Five Hundred and Fifty and Done

This morning I conveniently dropped my wife off at the local shopping plaza to do Christmas shopping and then returned home. I grabbed a quick cup of coffee as I texted the Frankfort Lions Club Winter Coat Team to join me in the final coat sort. An hour later I was on the stage at the Founder’s Center where we are storing coats until they are processed. I like ot tell people that we will be on stage singing and dancing as we sort and bag coats. I always get a strange look. As I arrived I spotted Lion Louise dragging a large bag of coats up to the stage. She is my first lieutenant on the team. We dragged our sorting tables into place and attacked the pile of coats. The job is simple we merely place men’s, women’s, and children’s coats onto separate tables. The hardest part of the job is to tell the difference between a man’s and a women’s coat, followed by a teenager’s coat versus an older person’s coat. We don’t take a lot of time to decide it is simpler to make a mistake than it is to eat up time figuring it out.

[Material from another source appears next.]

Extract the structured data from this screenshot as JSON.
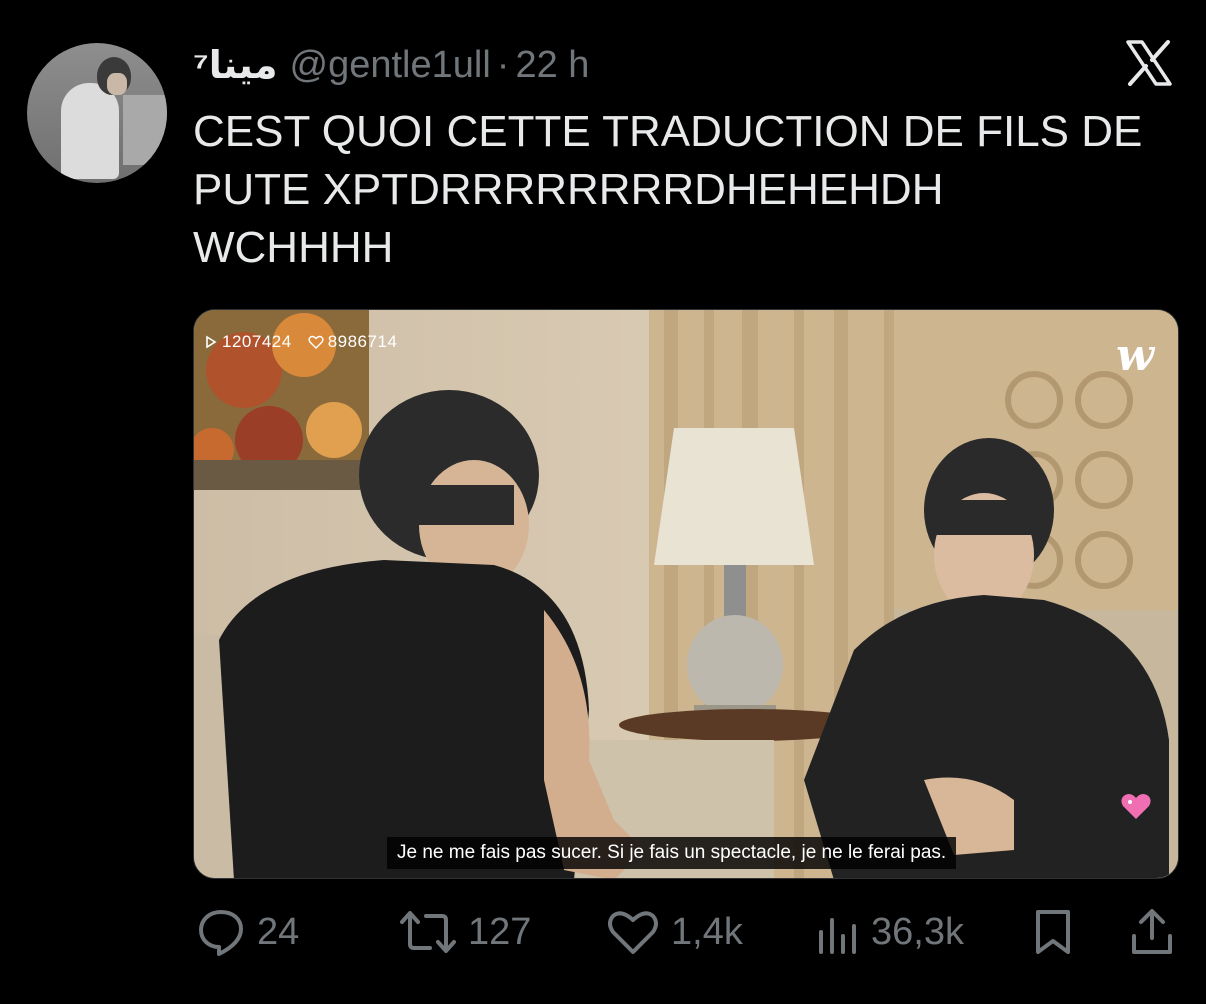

Lion Mike showed up and I got him started bagging; ten to a bag all of the same gender. Close the bag and mark it with a piece of duct tape designating the gender, M, W, or C. It’s hard work, but somebody has to do it. Within forty-five minutes the three of us had sixteen bags of coats ready for delivery. I pushed the envelope and asked Louise or Mike if they were interested in delivering. Louise raised her hand to take sixty coats to the New Lenox Food Pantry on Monday, they are closed on Saturdays. Mike was headed into the direction of Morningstar Mission resale shop in New Lenox and said he would take sixty coats to them. That left me with forty coats which I drove over to the Salvation Army donation center in Chicago Heights.

The 2021 Winter Coat Drive is formally completed. All total we collected 550 coats from 1 November thru 15 December and delivered them to: The Frankfort Township Food Pantry, The South Suburban Crisis Center serving battered women, The Kibby & Vainney Angles NFP Inc,. serving the homeless of Joliet, Morningstar Mission, and the New Lenox Township Food Pantry. I estimate the dollar value of these used coats to be $5500.00, a sizable donation to the community. The Frankfort Lions have impacted five hundred and fifty people in need at a time when a coat is most appreciated.

Most of us don’t think about what life would be like without a coat to keep us warm during the cold months, but there are people among us who know what I’m talking about. The people who live on the street throughout the winter months are among the ones we target with this drive. I extend my fondest gratitude and thanks to those who donated coats, many with price tags still attached. We know you sacrificed to help others. The Frankfort Food Pantry has 300 families registered, and they are who we service first. I wish them a very warm and Merry Christmas and a Happy New Year.